Surface the stats that matter for a memory pass so heavy contributors are obvious. Target the actual cost drivers instead of guessing.
Project-level reporting shows what's used, what's not, and by how much - supporting cleanup at scale, not just one effect at a time.
The workflow shifts from investigate-then-guess-then-verify to see-then-act.
I didn't hand the AI technical specs. I described problems the way an artist experiences them: "I need to see everything this effect depends on." The AI translated intent into implementation.
Conversational and incremental - describe a behavior, get a working version, use it, react, refine. The tool grew through many small, evaluated iterations.

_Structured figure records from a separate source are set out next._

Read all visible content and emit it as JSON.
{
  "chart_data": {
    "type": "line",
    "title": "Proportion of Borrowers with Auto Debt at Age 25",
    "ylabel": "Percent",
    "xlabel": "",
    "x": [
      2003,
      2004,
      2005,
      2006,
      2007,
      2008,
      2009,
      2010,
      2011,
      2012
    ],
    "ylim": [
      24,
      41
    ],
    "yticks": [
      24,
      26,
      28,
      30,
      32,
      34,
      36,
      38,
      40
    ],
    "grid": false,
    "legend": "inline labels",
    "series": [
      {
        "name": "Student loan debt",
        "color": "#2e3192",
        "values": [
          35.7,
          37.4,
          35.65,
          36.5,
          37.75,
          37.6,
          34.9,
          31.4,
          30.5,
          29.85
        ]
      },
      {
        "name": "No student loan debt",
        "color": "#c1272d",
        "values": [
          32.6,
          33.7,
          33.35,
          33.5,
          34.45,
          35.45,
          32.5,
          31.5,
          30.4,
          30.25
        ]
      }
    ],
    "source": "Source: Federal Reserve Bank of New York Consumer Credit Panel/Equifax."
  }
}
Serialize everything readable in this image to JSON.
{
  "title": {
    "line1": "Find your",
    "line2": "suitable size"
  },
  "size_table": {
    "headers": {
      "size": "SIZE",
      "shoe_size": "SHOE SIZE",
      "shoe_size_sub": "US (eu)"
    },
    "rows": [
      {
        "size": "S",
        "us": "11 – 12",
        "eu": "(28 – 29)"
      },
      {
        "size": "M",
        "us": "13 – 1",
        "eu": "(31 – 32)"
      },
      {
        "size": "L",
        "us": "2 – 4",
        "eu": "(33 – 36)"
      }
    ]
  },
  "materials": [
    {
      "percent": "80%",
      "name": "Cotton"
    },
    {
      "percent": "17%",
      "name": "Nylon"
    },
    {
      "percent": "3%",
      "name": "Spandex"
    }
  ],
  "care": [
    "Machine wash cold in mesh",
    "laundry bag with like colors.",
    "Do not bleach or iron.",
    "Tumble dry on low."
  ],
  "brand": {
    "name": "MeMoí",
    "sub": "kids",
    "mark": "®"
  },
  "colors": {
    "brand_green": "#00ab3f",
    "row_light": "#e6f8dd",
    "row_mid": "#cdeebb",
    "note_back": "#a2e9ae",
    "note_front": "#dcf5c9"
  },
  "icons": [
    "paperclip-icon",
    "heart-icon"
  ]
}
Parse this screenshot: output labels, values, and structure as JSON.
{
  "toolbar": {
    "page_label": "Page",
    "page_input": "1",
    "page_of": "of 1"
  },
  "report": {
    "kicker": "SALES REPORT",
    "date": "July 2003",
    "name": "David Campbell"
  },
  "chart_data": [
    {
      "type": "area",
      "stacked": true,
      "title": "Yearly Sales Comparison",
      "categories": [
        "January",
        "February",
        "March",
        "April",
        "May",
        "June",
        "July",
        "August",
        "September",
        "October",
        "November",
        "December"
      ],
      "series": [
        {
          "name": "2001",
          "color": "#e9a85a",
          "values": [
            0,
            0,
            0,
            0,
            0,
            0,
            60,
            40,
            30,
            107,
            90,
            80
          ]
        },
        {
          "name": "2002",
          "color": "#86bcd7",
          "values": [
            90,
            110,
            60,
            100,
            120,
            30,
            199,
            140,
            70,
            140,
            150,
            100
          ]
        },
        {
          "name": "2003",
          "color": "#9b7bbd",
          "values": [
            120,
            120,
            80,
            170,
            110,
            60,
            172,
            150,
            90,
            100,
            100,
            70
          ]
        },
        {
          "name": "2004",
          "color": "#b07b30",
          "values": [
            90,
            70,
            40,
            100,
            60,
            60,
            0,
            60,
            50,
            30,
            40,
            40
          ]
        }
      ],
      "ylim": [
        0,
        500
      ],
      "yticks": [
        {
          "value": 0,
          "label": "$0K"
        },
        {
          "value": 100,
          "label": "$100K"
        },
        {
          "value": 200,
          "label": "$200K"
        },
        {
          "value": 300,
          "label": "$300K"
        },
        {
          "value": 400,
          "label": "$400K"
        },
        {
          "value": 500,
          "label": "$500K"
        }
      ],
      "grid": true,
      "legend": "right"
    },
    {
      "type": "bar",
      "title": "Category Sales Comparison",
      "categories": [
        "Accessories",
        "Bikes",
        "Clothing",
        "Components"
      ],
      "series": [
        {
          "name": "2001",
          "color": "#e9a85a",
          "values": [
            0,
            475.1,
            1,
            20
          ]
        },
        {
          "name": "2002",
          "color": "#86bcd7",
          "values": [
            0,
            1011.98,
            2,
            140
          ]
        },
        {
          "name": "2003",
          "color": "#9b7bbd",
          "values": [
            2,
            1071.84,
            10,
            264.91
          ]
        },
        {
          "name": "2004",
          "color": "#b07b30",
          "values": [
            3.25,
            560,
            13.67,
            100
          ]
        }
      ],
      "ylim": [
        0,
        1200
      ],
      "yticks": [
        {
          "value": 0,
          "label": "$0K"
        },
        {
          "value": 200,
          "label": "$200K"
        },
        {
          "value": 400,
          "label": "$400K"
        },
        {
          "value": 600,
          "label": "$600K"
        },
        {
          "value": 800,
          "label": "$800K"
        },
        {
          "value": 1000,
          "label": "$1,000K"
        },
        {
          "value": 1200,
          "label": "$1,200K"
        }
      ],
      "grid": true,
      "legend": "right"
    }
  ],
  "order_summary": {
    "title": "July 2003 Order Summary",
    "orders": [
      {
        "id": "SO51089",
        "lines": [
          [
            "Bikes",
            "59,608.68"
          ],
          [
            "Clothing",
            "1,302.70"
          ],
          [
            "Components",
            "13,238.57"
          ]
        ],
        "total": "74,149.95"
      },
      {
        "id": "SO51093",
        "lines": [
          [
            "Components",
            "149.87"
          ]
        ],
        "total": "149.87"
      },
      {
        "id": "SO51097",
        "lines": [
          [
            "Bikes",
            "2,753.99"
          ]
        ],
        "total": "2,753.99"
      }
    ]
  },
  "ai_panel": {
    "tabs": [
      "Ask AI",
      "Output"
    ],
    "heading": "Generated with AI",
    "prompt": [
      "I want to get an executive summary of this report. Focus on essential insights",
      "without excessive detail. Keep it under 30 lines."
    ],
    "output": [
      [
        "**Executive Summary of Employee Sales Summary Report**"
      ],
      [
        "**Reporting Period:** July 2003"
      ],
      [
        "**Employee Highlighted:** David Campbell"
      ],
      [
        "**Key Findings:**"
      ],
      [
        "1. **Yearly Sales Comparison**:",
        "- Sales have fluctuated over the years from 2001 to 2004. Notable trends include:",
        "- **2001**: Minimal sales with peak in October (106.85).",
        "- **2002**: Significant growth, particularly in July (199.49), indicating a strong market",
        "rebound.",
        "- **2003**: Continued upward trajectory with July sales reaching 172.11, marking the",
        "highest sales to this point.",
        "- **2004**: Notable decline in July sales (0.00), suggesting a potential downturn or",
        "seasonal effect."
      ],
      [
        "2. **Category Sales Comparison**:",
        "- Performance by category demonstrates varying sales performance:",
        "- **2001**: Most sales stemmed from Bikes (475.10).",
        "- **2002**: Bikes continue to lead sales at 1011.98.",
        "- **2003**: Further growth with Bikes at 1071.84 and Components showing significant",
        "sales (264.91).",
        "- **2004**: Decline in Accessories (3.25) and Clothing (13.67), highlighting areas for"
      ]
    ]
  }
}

I could look at output and immediately know whether a dependency count was right, whether a stat was meaningful, whether a workflow matched how artists actually work.
I made the higher-level calls - standalone desktop tool, single window, mirror the artist's workflow. The AI filled in the how; the shape was directed by product intent.
AI didn't replace engineering expertise - it made engineering expertise non-blocking for a problem that only a domain expert could correctly specify and validate.
The tool had very easy team adoption that helped us meet very demanding performance optimization goals under strict deadlines.
The information-gathering that used to dominate an optimization pass was largely eliminated, cutting the manual portion roughly in half.
Artists can now identify and fix memory-heavy effects confidently - optimization shifted from a reactive guessing game to a targeted, measurable action.
Time previously lost to manual auditing and bookkeeping went back into actual creative work.
As an early AI adopter, I helped inspire the Engineering team to dive into AI tools after demonstrating this tool, and influenced their own product goals with some of the features I developed.